Baptists in Egypt request prayer after dozens of churches are burned

Baptists in Egypt are requesting prayer for their nation and its Christian community in the wake of the recent clashes and violence in the North African country. More than 800 persons have reportedly been killed.

Mounir Malaty, pastor of First Baptist Church in Cairo, reported that at least two Baptist churches were attacked, the Baptist Church in El Minya and the Baptist Church in Beni Mazar. In Beni Mazar, Islamic fundamentalists burned the church sanctuary, demolished office and classroom furnishings and fixtures and destroyed Christian emblems outside the church building. The pastor and his family, who live on the church property, escaped injury.

Malaty said "anger, killing, blood... are the words you hear in Egypt now. Innocent people are being killed and large numbers of the protestors are also dying."

Botros Faltaos, president of the Bible Baptist Denomination, based in the city of Alexandria, asked the Baptist World Alliance (BWA) to "please pray for us." Muslim fundamentalists, he said, "are attacking our churches."  He said more than 80 churches of various Christian traditions, including Baptist churches, have been attacked, many of them burned.
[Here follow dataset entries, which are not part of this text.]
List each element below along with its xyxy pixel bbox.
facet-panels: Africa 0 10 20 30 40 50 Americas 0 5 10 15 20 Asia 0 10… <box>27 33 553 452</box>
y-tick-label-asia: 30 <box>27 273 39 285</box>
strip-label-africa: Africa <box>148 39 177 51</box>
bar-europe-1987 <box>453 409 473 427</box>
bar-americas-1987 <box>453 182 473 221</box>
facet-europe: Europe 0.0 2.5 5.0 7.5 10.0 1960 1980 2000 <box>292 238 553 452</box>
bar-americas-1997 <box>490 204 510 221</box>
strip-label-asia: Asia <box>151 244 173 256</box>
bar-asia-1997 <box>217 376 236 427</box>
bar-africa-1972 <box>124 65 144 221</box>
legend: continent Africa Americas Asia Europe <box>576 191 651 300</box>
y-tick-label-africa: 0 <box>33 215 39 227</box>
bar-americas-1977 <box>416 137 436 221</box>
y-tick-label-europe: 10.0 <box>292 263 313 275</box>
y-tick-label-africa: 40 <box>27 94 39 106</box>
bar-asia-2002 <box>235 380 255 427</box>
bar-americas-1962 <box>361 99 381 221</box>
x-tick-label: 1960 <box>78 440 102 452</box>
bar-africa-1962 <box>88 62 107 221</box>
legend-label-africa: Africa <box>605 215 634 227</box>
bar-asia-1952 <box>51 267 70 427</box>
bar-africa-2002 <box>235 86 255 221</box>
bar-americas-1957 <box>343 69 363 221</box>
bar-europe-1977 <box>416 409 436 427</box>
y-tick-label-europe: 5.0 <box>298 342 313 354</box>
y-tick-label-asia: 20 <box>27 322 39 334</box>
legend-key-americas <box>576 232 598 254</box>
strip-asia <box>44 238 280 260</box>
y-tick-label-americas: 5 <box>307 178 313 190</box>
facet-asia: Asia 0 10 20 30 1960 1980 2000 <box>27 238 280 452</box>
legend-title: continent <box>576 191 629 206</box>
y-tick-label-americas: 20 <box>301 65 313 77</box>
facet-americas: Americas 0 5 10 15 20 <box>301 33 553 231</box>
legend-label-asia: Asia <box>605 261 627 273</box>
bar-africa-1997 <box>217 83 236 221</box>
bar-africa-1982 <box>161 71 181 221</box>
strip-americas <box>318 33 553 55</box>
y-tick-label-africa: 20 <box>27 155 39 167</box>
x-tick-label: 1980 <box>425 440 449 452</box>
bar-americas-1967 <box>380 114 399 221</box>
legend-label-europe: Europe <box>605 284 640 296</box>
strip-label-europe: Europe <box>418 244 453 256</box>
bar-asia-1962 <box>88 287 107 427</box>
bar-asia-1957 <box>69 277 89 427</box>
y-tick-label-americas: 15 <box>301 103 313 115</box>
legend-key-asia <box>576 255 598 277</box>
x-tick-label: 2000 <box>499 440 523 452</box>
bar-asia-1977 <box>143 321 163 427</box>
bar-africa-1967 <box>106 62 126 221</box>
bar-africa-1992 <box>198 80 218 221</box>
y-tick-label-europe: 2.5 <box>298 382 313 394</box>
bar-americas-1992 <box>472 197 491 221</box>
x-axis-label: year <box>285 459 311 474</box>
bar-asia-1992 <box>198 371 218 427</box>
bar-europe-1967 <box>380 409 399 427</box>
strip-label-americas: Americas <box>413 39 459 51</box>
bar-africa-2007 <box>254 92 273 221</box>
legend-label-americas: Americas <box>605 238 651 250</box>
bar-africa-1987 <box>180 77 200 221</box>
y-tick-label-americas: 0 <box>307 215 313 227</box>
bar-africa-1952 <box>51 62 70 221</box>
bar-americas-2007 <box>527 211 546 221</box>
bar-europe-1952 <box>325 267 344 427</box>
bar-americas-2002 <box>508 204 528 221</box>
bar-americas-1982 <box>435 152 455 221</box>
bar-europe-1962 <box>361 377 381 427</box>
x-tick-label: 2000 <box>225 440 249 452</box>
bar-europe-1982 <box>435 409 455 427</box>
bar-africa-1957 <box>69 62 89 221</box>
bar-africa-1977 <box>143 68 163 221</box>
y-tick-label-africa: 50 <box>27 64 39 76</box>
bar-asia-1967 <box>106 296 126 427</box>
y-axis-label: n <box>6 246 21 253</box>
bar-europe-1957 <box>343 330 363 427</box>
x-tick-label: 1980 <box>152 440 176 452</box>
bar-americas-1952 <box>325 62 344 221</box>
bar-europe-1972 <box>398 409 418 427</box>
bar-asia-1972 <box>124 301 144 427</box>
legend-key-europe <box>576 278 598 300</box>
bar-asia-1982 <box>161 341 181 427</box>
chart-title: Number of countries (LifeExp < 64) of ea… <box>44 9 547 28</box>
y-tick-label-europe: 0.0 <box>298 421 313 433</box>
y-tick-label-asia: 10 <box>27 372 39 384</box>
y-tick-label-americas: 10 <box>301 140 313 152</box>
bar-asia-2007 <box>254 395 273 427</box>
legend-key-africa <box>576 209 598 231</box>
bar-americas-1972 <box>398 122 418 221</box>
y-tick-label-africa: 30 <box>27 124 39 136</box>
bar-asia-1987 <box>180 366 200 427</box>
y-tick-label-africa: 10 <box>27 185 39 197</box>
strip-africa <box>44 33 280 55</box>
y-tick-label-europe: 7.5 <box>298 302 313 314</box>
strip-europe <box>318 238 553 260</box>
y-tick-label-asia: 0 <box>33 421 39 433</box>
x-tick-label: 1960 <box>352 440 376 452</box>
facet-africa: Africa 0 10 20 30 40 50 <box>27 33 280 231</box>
Faltaos said there have been attempts by fundamentalists to attack and burn some of his churches but they were thwarted by moderate Muslims from doing so. "There is fear and unrest," he told the BWA. Faltaos claimed that the police are overwhelmed "so we try our best to protect the churches and worshipers. Please pray for us and for the suffering Christians all over Egypt."

BWA General Secretary Neville Callam expressed "profound regret at the injuries and loss of life" and called on Baptists everywhere to place the crises in North Africa and the Middle East as matters of urgent concern on their prayer calendar. Callam urged that Baptists "pray for those who have experienced loss of loved ones and destruction of property." Callam also requested prayer for the many who have been displaced by the violent conflict.

Callam pointed out that "We have Baptists in many of these countries that experience turmoil, and in a special way we want to remember the people of Egypt and Syria."

The BWA leader reiterated a call for peaceful resolution he made more than two years ago when Egypt was in the midst of its 'Arab Spring.'  "We urge the protesters to ensure that their protest is based on the principle of nonviolence and we expect the Egyptian government to take the necessary steps to end the conflict peacefully. We expect no less from a country with as long and proud a history as Egypt, which has contributed so much to the cultural heritage of humankind."

Tony Peck, BWA regional secretary for Europe and general secretary of the European Baptist Federation (EBF), expressed horror at the events in Egypt. The EBF includes Baptist bodies in the Middle East and North Africa. Peck blamed the violence on those who vent anger at Christians for their perceived support for the military crackdown that has led to the most recent escalation in violent clashes. Peck joined Christian leaders in Egypt in "calling for a speedy and peaceful end to the violence."

Violence in Egypt flared after its president, Mohamed Morsi, was removed from power on July 3 by the military and placed under house arrest. The actions of the military were followed by demonstrations and clashes throughout Egypt between supporters and opponents of the move by the military.

Egypt has an estimated population of 84 million. Approximately 90 percent are identified as Muslim, nine percent as Coptic Christians, and one percent as other Christian traditions, including Baptists.